What do the items look like?

Data sonication is not a new concept. For example, in 2018, scientists changed a NASA image of the Mars Opportunity rover in 5000y Sunrise on Mars in music. the particle physics data Used to discover the Higgs boson, the echoes of a black hole as it devoured a star, and magnetometer readings from the Voyager mission have also been turned into music. Several years ago, A.J[[” embedded=”” url=”” link=”” data-uri=”d71e3e53769b46aa75512f689b034f33″>project called LHCSound built a library of the “sounds” of a top quark jet and the Higgs boson, among others. The project hoped to develop sonification as a technique for analyzing the data from particle collisions so that physicists could “detect” subatomic particles by ear.

Markus Buehler’s MIT lab famously mapped the molecular structure of proteins in spider silk threads onto musical theory to produce the “sound” of silk in hopes of establishing a radical new way to create designer proteins. The hierarchical elements of music composition (pitch, range, dynamics, tempo) are analogous to the hierarchical elements of protein structure. The lab even devised a way for humans to “enter” a 3D spider web and explore its structure both visually and aurally via a virtual reality setup. The ultimate aim is to learn to create similar synthetic spiderwebs and other structures that mimic the spider’s process.

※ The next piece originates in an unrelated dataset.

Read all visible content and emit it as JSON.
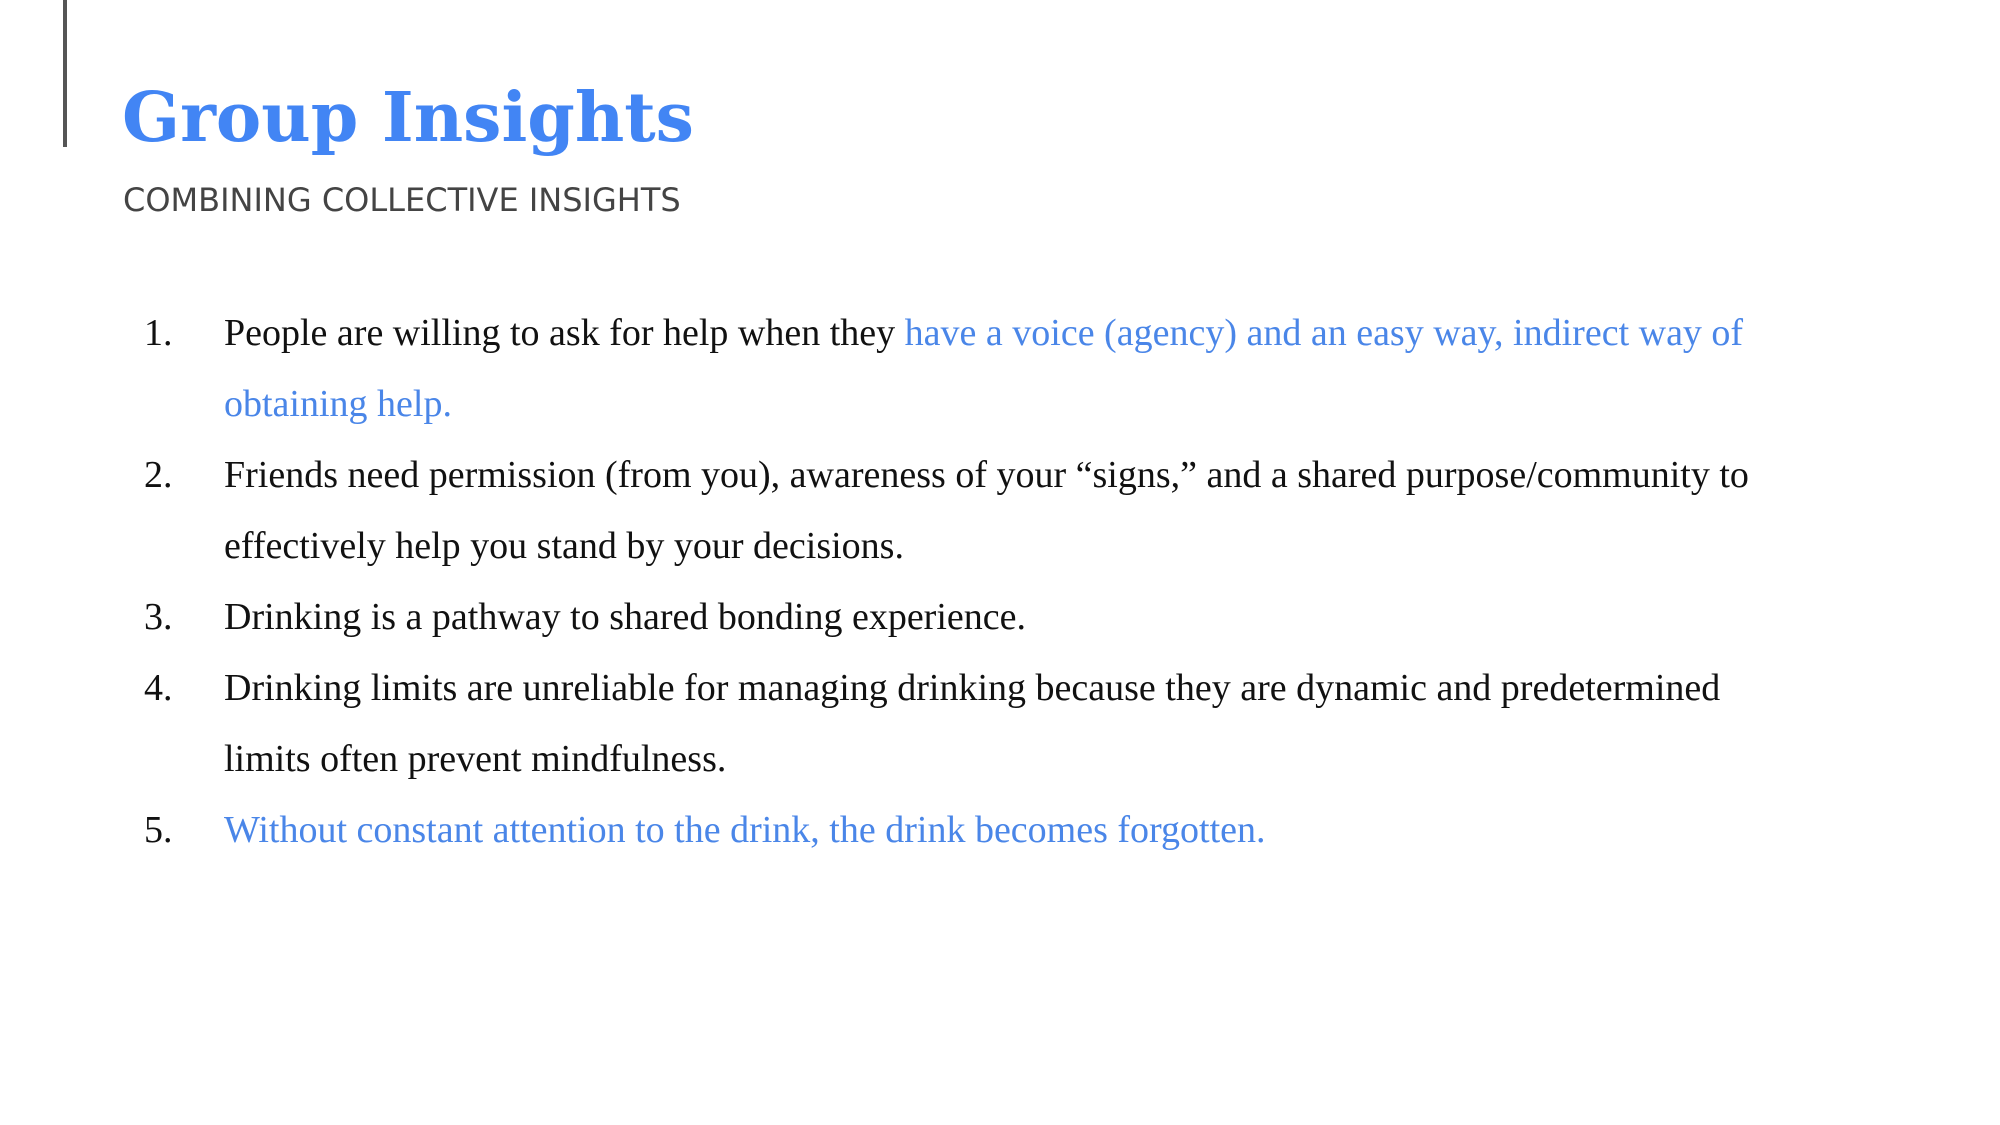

Several years later, Buehler’s lab came up with an even more advanced system of making music out of a protein structure by computing the unique fingerprints of all the different secondary structures of proteins to make them audible via transposition—and then converting it back to create novel proteins never before seen in nature. The team also developed a free Android app called the Amino Acid Synthesizer so users could create their own protein “compositions” from the sounds of amino acids.

So Smith is in good company with his interactive periodic table project. All the elements release distinct wavelengths of light, depending on their electron energy levels, when stimulated by electricity or heat, and those chemical “fingerprints” make up the visible spectra at the heart of chemical spectroscopy. Smith translated those different frequencies of light into different pitches or musical notes using an instrument called the Light Soundinator 3000, scaling down those frequencies to be within the range of human hearing. He professed amazement at the sheer variety of sounds.

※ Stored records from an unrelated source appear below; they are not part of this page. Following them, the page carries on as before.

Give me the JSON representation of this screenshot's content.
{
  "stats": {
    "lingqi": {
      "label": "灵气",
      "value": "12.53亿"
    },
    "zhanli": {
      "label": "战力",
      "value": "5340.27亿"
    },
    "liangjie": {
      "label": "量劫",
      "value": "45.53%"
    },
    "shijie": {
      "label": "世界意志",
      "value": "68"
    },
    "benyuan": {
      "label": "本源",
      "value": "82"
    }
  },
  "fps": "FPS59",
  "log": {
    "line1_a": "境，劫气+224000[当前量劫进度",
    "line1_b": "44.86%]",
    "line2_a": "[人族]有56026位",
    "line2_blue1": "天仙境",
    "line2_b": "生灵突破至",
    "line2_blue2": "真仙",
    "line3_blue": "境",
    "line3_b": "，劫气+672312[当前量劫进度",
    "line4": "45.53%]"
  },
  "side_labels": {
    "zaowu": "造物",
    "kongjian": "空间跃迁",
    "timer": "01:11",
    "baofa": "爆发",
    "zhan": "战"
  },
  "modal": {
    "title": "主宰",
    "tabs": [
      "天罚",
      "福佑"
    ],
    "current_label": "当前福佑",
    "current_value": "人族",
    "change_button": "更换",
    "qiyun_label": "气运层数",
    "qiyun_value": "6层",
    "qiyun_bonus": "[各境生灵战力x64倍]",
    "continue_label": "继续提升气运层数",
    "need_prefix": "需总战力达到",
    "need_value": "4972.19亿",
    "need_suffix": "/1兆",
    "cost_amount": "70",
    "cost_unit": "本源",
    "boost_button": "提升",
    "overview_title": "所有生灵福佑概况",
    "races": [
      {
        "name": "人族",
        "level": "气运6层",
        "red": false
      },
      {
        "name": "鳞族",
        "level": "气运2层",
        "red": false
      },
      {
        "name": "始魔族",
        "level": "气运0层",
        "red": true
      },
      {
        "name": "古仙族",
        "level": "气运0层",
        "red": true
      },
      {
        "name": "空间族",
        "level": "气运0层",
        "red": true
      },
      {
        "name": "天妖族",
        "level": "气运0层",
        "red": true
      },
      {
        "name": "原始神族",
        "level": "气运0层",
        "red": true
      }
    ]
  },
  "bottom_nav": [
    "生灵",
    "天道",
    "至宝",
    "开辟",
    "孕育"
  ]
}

“Red light has the lowest frequency in the visible range, so it sounds like a lower musical pitch than violet,” said Smith, demonstrating on a toy color-coded xylophone. “If we move from red all the way up to violet, the frequency of the light keeps getting higher, and so does the frequency of the sound. Violet is almost double the frequency of red light, so it actually sounds close to a musical octave.” And while simpler spectra like hydrogen and helium, which only have a few lines in their spectra, sound like “vaguely musical” chords, elements with more complex spectra consisting of thousands of lines are dense and noisy, often sounding like “a cheesy horror movie effect,” according to Smith.

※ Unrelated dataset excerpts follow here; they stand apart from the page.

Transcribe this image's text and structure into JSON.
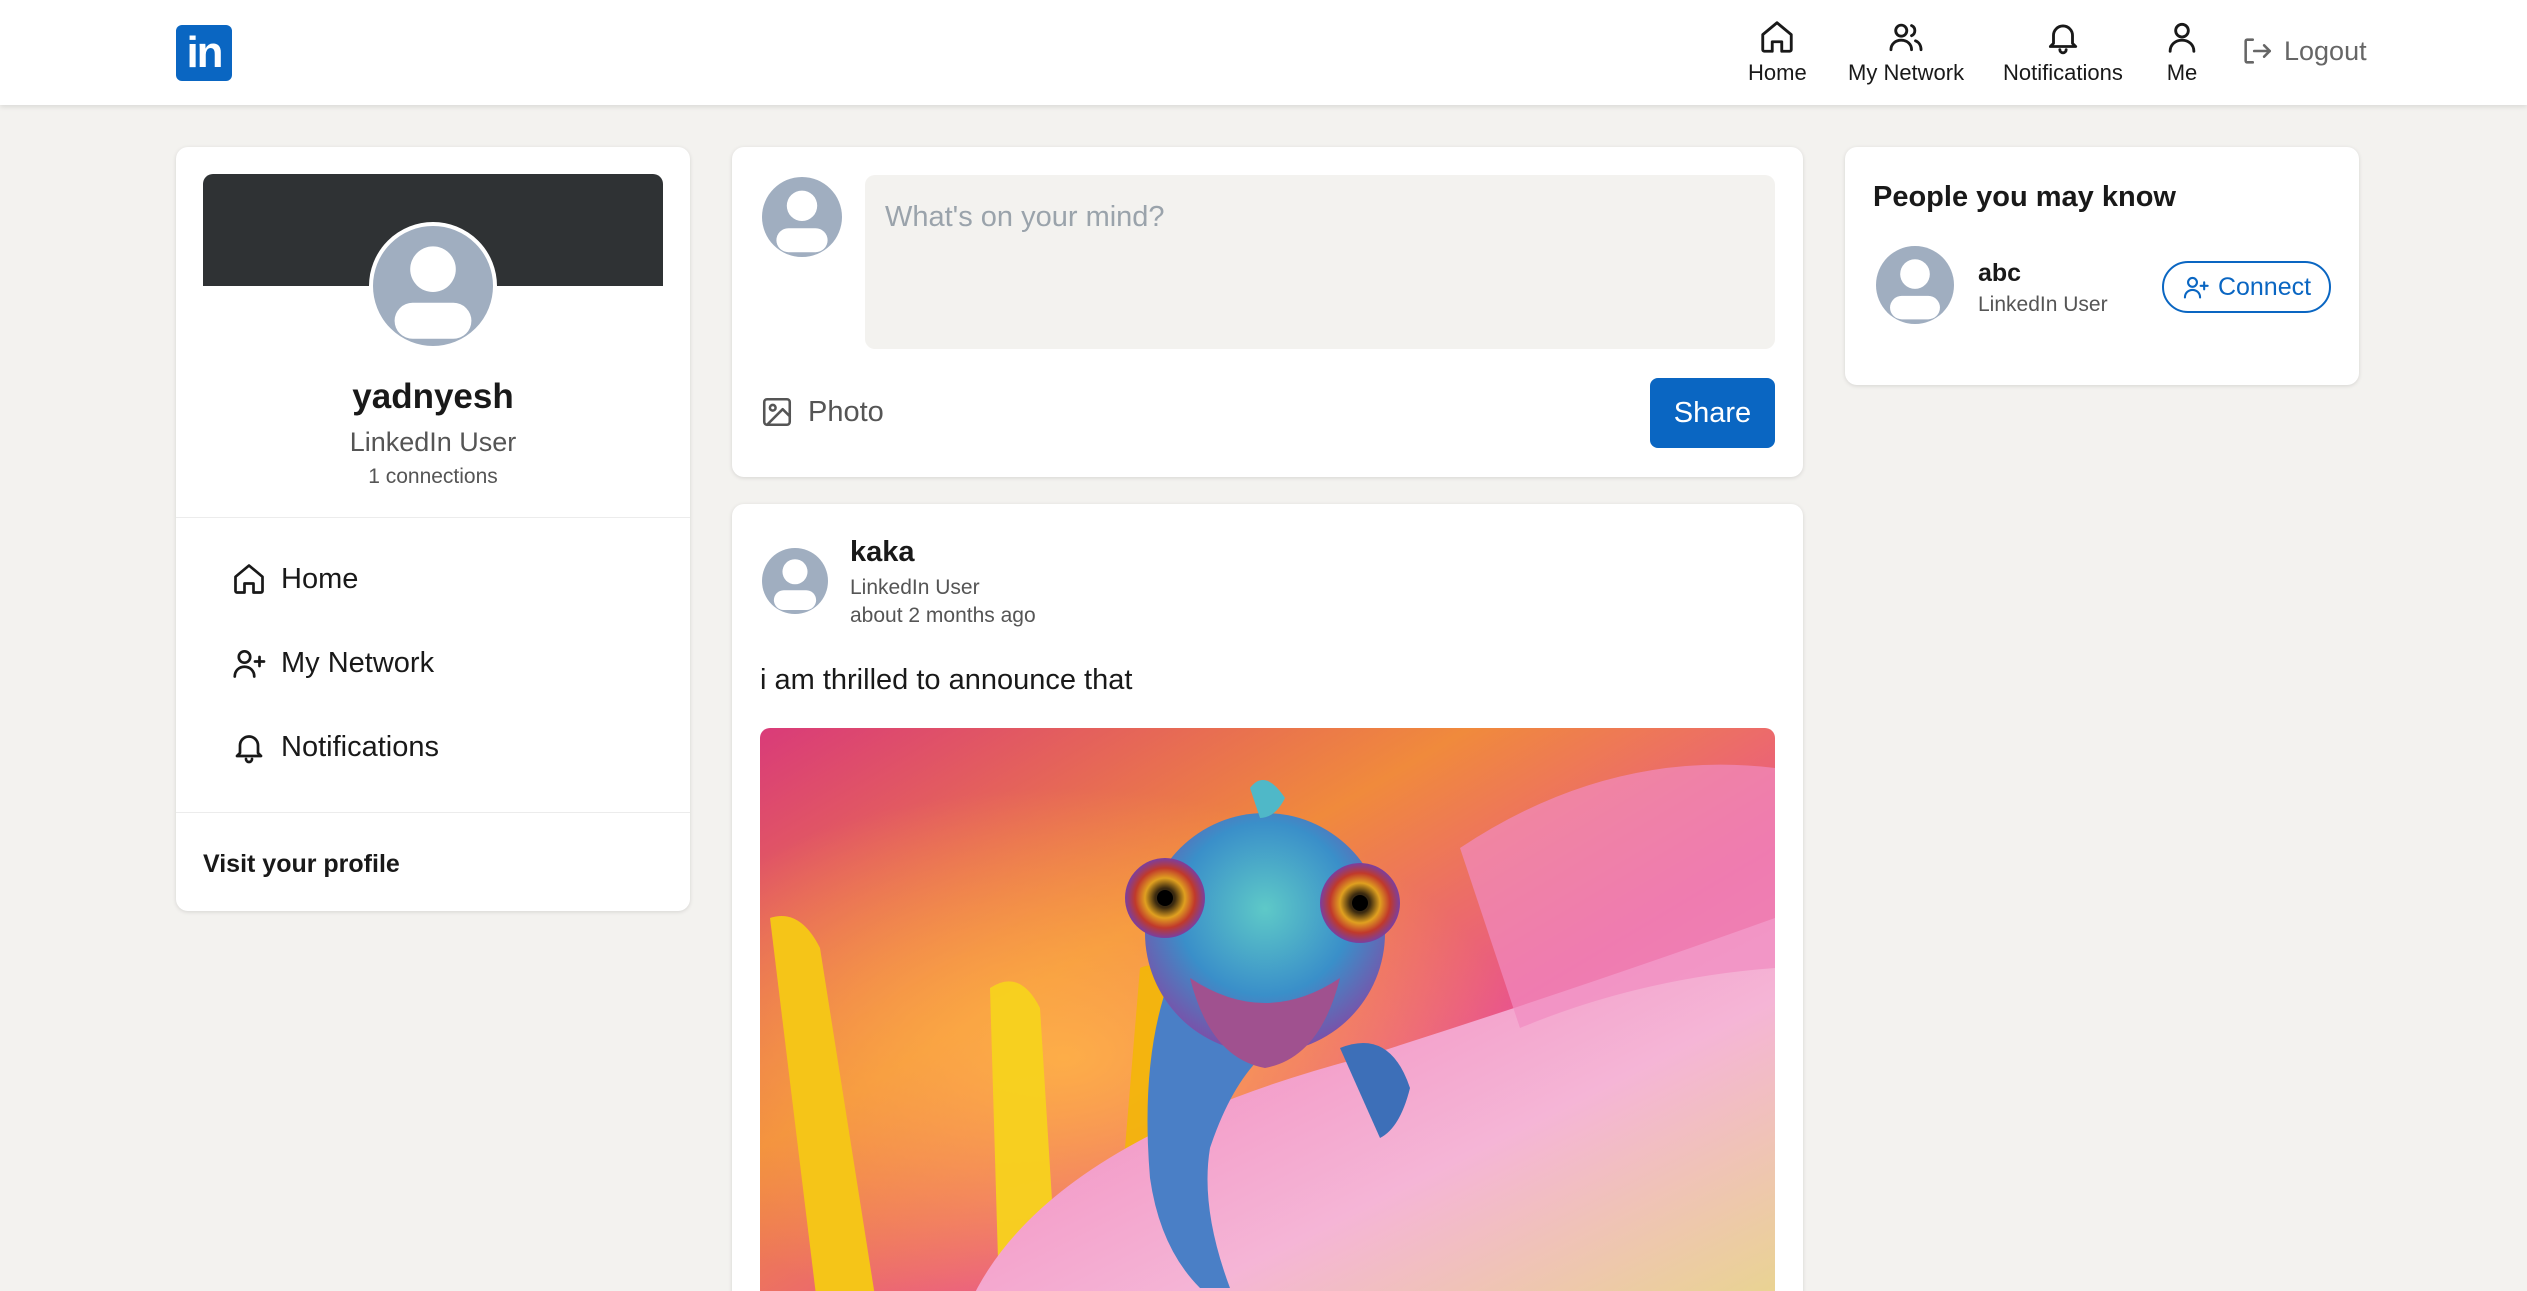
{
  "header": {
    "logo_text": "in",
    "nav": [
      {
        "label": "Home",
        "icon": "home-icon"
      },
      {
        "label": "My Network",
        "icon": "people-icon"
      },
      {
        "label": "Notifications",
        "icon": "bell-icon"
      },
      {
        "label": "Me",
        "icon": "user-icon"
      }
    ],
    "logout_label": "Logout"
  },
  "profile": {
    "name": "yadnyesh",
    "title": "LinkedIn User",
    "connections": "1 connections",
    "links": [
      {
        "label": "Home",
        "icon": "home-icon"
      },
      {
        "label": "My Network",
        "icon": "user-plus-icon"
      },
      {
        "label": "Notifications",
        "icon": "bell-icon"
      }
    ],
    "visit_label": "Visit your profile"
  },
  "composer": {
    "placeholder": "What's on your mind?",
    "value": "",
    "photo_label": "Photo",
    "share_label": "Share"
  },
  "posts": [
    {
      "author": "kaka",
      "subtitle": "LinkedIn User",
      "time": "about 2 months ago",
      "text": "i am thrilled to announce that",
      "image": "chameleon-on-pink-flower"
    }
  ],
  "suggestions": {
    "title": "People you may know",
    "people": [
      {
        "name": "abc",
        "subtitle": "LinkedIn User",
        "action_label": "Connect"
      }
    ]
  },
  "colors": {
    "brand": "#0a66c2",
    "background": "#f3f2ef",
    "avatar": "#a0aec0",
    "banner": "#2f3234"
  }
}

His favorites: helium and zinc. “If you listen to the frequencies [of helium] One by one rather than all at once, Smith said, you can get an interesting scale pattern that I’ve used to compose several compositions, including “Helium Dance Party.” As for zinc, the first row of transition metals grating sounds very complex and dense. But Zinc, for whatever reason, despite its plethora of frequencies, sounds like an angelic singer singing vibrato. “

Smith is currently collaborating with the Wonder Lab Museum in Bloomington, Indiana, to develop a museum exhibit that enables visitors to interact with the periodic table, listen to lamentations, and create their own musical compositions from the various sounds. The main thing I want [convey] is that science and the arts are not, after all, so different. “Combining them can lead to new research questions, but also new ways to communicate and reach larger audiences.”